Caulk is not meant to be a first line of defense against water intrusion. It was designed to seal small gaps water passes as it is guided down and away by proper flashing so it doesn't get diverted along the way. You could probably empty the caulk aisle at Home Depot and still not fix it. The siding was not installed properly and someone who knows that stuff needs to look at it and tell you what's going on. A siding guy, not a handy man or jack of all trades. And some seams and gaps are not meant to be caulked on siding. They're there to let it breath and naturally drain moisture. When you put sealant in areas where the manufacturer doesn't call for you can make the problem worse by holding moisture inside it and causing more rot.

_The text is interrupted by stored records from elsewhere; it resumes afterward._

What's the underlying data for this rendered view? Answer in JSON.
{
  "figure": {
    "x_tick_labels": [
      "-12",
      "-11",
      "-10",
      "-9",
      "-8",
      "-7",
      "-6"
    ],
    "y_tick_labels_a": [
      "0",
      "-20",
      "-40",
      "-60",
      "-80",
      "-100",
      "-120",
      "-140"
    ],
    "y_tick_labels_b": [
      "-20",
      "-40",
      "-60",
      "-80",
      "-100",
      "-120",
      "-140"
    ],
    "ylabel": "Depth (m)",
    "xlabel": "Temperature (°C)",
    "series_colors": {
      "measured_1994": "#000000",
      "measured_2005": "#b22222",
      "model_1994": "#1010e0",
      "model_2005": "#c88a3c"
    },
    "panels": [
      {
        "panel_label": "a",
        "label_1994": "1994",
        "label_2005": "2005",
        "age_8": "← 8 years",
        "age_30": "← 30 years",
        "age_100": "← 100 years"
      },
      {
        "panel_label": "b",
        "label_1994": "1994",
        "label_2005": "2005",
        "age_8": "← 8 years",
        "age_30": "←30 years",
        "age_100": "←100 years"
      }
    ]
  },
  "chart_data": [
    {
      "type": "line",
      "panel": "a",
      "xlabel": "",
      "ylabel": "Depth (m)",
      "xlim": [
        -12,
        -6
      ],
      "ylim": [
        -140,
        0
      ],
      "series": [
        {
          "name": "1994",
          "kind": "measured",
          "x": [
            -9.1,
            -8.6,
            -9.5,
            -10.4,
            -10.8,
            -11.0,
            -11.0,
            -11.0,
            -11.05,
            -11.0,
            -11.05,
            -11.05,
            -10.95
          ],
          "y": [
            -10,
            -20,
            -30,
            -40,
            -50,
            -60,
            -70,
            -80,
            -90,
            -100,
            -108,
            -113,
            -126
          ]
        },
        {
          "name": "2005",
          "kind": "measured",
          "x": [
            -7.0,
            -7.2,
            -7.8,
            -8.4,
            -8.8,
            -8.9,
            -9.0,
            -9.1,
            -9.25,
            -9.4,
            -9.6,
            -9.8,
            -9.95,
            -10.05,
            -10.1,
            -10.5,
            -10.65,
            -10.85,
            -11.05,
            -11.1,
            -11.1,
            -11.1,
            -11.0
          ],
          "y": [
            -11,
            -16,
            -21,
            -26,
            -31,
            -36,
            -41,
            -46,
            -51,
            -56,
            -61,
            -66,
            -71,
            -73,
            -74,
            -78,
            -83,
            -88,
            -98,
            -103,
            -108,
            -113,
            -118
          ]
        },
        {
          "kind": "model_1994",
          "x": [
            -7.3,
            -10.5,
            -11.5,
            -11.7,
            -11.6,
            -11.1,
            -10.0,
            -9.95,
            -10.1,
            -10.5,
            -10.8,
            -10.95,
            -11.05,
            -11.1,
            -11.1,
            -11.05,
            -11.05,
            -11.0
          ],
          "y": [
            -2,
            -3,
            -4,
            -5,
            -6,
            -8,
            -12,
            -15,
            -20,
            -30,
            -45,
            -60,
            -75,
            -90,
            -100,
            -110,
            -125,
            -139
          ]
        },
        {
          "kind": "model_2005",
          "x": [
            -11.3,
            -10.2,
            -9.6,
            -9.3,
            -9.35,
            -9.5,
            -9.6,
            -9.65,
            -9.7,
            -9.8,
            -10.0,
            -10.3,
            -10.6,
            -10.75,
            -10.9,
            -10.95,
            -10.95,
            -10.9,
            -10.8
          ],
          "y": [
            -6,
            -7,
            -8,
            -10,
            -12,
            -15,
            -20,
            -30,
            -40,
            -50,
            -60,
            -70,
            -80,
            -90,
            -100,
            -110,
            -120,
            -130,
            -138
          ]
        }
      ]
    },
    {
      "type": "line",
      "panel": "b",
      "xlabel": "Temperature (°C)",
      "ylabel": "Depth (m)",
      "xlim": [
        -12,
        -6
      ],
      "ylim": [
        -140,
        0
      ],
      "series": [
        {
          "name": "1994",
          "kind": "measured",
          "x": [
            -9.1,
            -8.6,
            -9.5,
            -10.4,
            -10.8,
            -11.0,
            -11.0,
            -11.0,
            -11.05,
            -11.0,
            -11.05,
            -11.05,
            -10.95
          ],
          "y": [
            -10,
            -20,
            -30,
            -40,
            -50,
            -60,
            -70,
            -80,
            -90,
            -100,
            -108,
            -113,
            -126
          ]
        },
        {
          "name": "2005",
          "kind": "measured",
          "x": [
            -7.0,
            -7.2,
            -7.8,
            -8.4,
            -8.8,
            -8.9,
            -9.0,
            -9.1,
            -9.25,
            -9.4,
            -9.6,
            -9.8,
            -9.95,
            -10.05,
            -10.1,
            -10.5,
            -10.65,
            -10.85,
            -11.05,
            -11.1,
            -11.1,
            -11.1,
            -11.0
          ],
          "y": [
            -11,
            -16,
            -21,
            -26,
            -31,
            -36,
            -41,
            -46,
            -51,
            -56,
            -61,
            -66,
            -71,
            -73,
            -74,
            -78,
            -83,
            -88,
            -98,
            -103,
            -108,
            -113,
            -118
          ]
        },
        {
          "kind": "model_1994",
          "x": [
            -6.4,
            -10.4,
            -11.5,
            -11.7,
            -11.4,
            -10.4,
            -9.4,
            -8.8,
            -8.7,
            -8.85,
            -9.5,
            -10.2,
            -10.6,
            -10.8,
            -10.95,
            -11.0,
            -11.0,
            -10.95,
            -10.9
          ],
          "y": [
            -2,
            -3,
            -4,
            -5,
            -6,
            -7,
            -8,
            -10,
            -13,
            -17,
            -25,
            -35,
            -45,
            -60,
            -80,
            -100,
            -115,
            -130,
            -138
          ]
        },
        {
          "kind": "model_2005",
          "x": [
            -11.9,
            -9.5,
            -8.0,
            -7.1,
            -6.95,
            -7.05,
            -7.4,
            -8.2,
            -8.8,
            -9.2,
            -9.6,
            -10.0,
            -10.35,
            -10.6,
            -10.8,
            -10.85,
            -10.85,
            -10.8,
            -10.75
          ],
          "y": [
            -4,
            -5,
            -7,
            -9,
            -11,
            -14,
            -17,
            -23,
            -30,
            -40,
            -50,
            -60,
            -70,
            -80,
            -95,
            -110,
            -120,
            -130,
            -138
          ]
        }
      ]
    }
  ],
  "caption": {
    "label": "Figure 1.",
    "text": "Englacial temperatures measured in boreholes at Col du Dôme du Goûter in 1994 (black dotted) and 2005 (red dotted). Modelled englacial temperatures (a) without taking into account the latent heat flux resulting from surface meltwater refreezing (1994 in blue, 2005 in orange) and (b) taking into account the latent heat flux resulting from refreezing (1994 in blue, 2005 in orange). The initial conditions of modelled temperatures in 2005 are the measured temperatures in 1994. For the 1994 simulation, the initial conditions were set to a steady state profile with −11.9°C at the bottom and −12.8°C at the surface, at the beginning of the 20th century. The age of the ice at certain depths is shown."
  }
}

SeniorSitizen 08-26-2013 08:04 PM

Quote:

Originally Posted by eharri3 (Post 1234578)
Caulk is not meant to be a first line of defense against water intrusion. It was designed to seal small gaps water passes as it is guided down and away by proper flashing so it doesn't get diverted along the way. You could probably empty the caulk aisle at Home Depot and still not fix it. The siding was not installed properly and someone who knows that stuff needs to look at it and tell you what's going on. A siding guy, not a handy man or jack of all trades. And some seams and gaps are not meant to be caulked on siding. They're there to let it breath and naturally drain moisture. When you put sealant in areas where the manufacturer doesn't call for you can make the problem worse by holding moisture inside it and causing more rot.

Well said

jagans 08-26-2013 09:45 PM

Frankly,

Leaks are usually exacerbated with the application of sealant to an improperly flashed condition. What kind of wood siding are we talking about? Im not quite understanding the concept of water flowing down the back of your siding. It should be flowing down the face of your siding, and you should have drip caps at openings, and base and counter flashings to redirect water out to the surface of your siding.

woodworkbykirk 08-26-2013 09:52 PM

sounds like the siding was nailed directly to the studs.. theres no sheathing over the studs or felt paper

jagans 08-26-2013 10:41 PM

Quote:

Originally Posted by woodworkbykirk (Post 1234635)
sounds like the siding was nailed directly to the studs.. theres no sheathing over the studs or felt paper

In that case I would remove the siding, throw in outlets where you need them and plumbing, Insulate it, sheathe it, black it in and reinstall or replace the siding. Might just as well replace the windows if they suck too.

Big job, but then you would have something.

Windows on Wash 08-27-2013 09:20 AM

+1

Be prepared for an expense of some undertaking but as mentioned above, you will need to fix it and fix it right.